In an effort to contain the increase in health-care costs, the reform introduced a minimum deductible (below which the insured fully bear the costs) and a co-insurance rate of 10 per cent on most goods and treatments, up to a cap so as to limit excessive payments. As is well-known in Singapore, cost-sharing aims at reducing the overconsumption of health care due to its apparent lower price to users. At the same time, cost-sharing retains most of the benefits of risk pooling that health insurance provides.
In addition, the Swiss reform introduced a highly regulated competitive framework involving decentralised health insurers. This is similar to the reform currently taking place in the United States known as "Obamacare". The idea is to curb costs by giving insurance companies an incentive to reduce their administrative costs, exercise strict control over health-care providers and, most importantly, introduce new and innovative models of care.
Were the objectives met by the Swiss reform? Social solidarity arguably improved, both in terms of health financing and access to care due to the mandatory aspect of health insurance and community-based determination of premium levels. However, health financing remains very regressive, with insurance premiums representing a far greater burden to lower-income individuals. Government subsidies for premium reductions were insufficient and failed to target the neediest.
As for provision of care, the adoption of an extensive benefits package brought Switzerland close to the ideal of universal health coverage, which is now actively promoted by the international community. Clearly, the greatest shortcoming of the reform was to contain the steady increase in health-care costs. Cost-sharing and competition between insurers proved unable to cancel out the combined effect of extensive benefits package with ageing and the rising burden of chronic diseases. Health insurance premiums are very high and have been increasing at a rate of almost 5 per cent a year on average since the reform.

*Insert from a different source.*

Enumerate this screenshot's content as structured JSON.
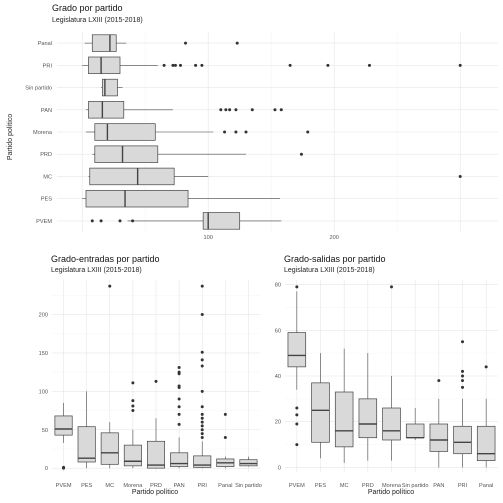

Interestingly, the mandatory aspect of health insurance was never seriously questioned in Switzerland. Most criticisms were aimed instead at how insurance premiums are set. In Singapore too, I think that mandating health insurance through MediShield Life is a good solution. With family sizes shrinking, individuals without insurance would find it increasingly difficult to access care otherwise.
Perhaps the most important lesson that can be drawn from the Swiss reform is that a more cost-sensitive and progressive expansion of the benefits package is needed. However, with the emergence of new diseases, the development of new treatments and growing expectations of health insurance, the benefits package is bound to expand. When designing MediShield Life, it will be important to anticipate this dynamic and determine the exact conditions under which new treatments will be added into the benefits package.
When improving the coverage for large bills, MediShield Life should also not overlook the coverage of low-cost but highly cost-effective care. For instance, the insurance deductible might have the adverse effect of discouraging the use of preventive care. Targeted government subsidies could be needed to cancel out the dissuading effect of MediShield Life co-payments.
In any case, offering comprehensive health care to an ageing population will never come cheap. I believe that, given the demographic challenge ahead, innovative solutions will be needed. One idea would be to tie insurance premiums to modifiable health-risk factors such as healthy eating, physical activity, or adherence to health treatments. If one thinks that premiums should be set according to risk, why not set them according to risks that individuals can act upon? This would not only reduce costs, but it would also promote healthy ageing.
It would be quite remarkable to find a solution to the problem of health-care financing in the most unlikely place - in health-care financing itself.
The writer is Assistant Professor in the Health Services and Systems Research Programme at the Duke-NUS Graduate Medical School, Singapore.